“Amo você.”
“Mande notícias.”
“Estou com saudade.”
“Como foi a prova?”
Merece um prêmio quem inventou o celular. Além de falar, o bichinho ainda escreve, fotografa, reúne os amigos, prevê o tempo, chama pra jantar e faz declaração de amor. No meu caso, ainda agenda e cancela horários, divulga cursos, publica comentários no blog, dá recados como ninguém: uma senhora secretária.
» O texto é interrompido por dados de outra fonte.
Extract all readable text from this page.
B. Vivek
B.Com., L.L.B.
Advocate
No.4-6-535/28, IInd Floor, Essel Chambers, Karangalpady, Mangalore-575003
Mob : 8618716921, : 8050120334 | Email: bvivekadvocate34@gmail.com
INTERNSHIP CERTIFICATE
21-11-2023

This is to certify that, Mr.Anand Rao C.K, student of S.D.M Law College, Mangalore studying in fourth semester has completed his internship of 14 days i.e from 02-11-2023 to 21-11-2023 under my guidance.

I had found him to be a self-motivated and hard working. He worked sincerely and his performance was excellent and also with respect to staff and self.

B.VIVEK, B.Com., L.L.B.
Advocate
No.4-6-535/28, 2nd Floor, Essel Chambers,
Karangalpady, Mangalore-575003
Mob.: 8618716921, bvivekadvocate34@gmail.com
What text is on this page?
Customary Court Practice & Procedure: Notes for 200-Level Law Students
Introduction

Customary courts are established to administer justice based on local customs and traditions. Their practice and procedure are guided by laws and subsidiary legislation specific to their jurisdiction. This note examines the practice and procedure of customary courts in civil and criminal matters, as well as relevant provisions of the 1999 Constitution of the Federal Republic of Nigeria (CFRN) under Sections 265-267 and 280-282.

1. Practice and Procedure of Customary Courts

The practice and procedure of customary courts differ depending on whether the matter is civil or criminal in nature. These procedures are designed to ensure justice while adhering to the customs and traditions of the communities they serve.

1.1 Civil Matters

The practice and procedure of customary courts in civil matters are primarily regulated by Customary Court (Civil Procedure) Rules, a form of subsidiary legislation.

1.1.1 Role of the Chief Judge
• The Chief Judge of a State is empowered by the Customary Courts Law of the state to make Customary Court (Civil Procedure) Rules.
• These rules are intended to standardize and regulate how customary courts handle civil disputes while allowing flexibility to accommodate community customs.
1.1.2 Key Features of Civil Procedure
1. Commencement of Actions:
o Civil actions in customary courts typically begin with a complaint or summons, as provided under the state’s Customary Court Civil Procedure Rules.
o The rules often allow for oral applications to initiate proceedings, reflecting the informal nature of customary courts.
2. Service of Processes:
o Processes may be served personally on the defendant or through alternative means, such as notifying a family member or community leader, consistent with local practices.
Viva a tecnologia e todos os seus instigantes recursos comunicativos, integradores, convergentes, aproximativos, revolucionários. Ai de mim sem o celular.
Mas o danado parece ter virado extensão de gente. Virou presença indispensável, viciante no restaurante, no clube, na praia, na escola, no trânsito e muitos etceteras mais.
Você já deve ter visto (se não vivido, fale a verdade) esta cena antes: almoço de domingo, família reunida, crianças brincando isoladamente entretidas com o seu game favorito.
Jantarzinho à luz de velas, flores enfeitando a mesa, um lindo casal e nada de olhos nos olhos. Parecem mesmo apaixonados é pelo que vêem cada qual na sua telinha. “Cada um no seu quadrado.”
Se preferir uma cena menos romântica, vamos ao boteco. “Ok, você venceu, batata frita.” Enquanto o chope gelado não chega, a relação esfria sem que o casal se dê conta, absortos que estão os dois com seus distintos amigos virtuais. O que era para ser um almoço a dois vira uma silenciosa confraternização a quatro, cinco, quando não uma ruidosa reunião de família sonorizada por alegres apitos. Se as crianças fazem parte do programa, perigo na certa: outro dia presenciei um pai e uma mãe que não desgrudavam o olho do celular enquanto a filha de aproximadamente três anos se divertia com a faca, o primeiro brinquedinho que viu pela frente. “Garçon, a conta.”
Hora do rush, trânsito atrapalhado, namorado resolve mandar mensagem pra namorada e “crush” (nada “candy”) no carro da frente.
Mãe saindo da natação com a filha: ao invés de dar a mão para a pequena, a moça segura firme o celular enquanto vai deslizando absorta o dedo na tela, mergulhada talvez no Facebook, WhatsApp, talvez um e-mail urgente. Nem vê o tombo que a menina leva, solta soltinha no mundo. What’s up?!
Os conectadíssimos de plantão que me desculpem, mas está ficando deselegante. Está ficando desagradável, preocupante. Está ficando um tanto quanto sem noção, sem etiqueta, sem limite. Já virou transtorno psíquico e está enchendo as clínicas. Tem gente precisando de tratamento.
O uso exagerado dessas tecnologias já entrou no rol do patológico, do excesso que vicia, do fracasso escolar e do enfraquecimento das relações afetivas, me desculpe se estou sendo desmancha-prazeres. “Aprecie com moderação”, desafio os publicitários a criarem um novo jargão nas suas campanhas de conscientização. Divulguem nas redes socias, o retorno será certo. Sugestão de slogan: “Tudo o que conecta desconecta.”
Com todo o respeito à inteligência e “mil e uma utilidades” dos mais smarts dos smarts, deixo registrado aqui meu tributo à vida ( “é bonita, é bonita e é bonita”) ao vivo e em cores, com tudo de mais genuíno que ela provê – toque, cheiro, abraço, emoção, mãos dadas, olhos nos olhos, riso, rio, carpe diem, “como foi seu dia?”, conversa jogada fora, sintonia boa, brincadeira de criança, sol nascendo, sol morrendo, banho de chuva pra recarregar as baterias, tintim fazendo estalo, amizade fazendo todo o sentido.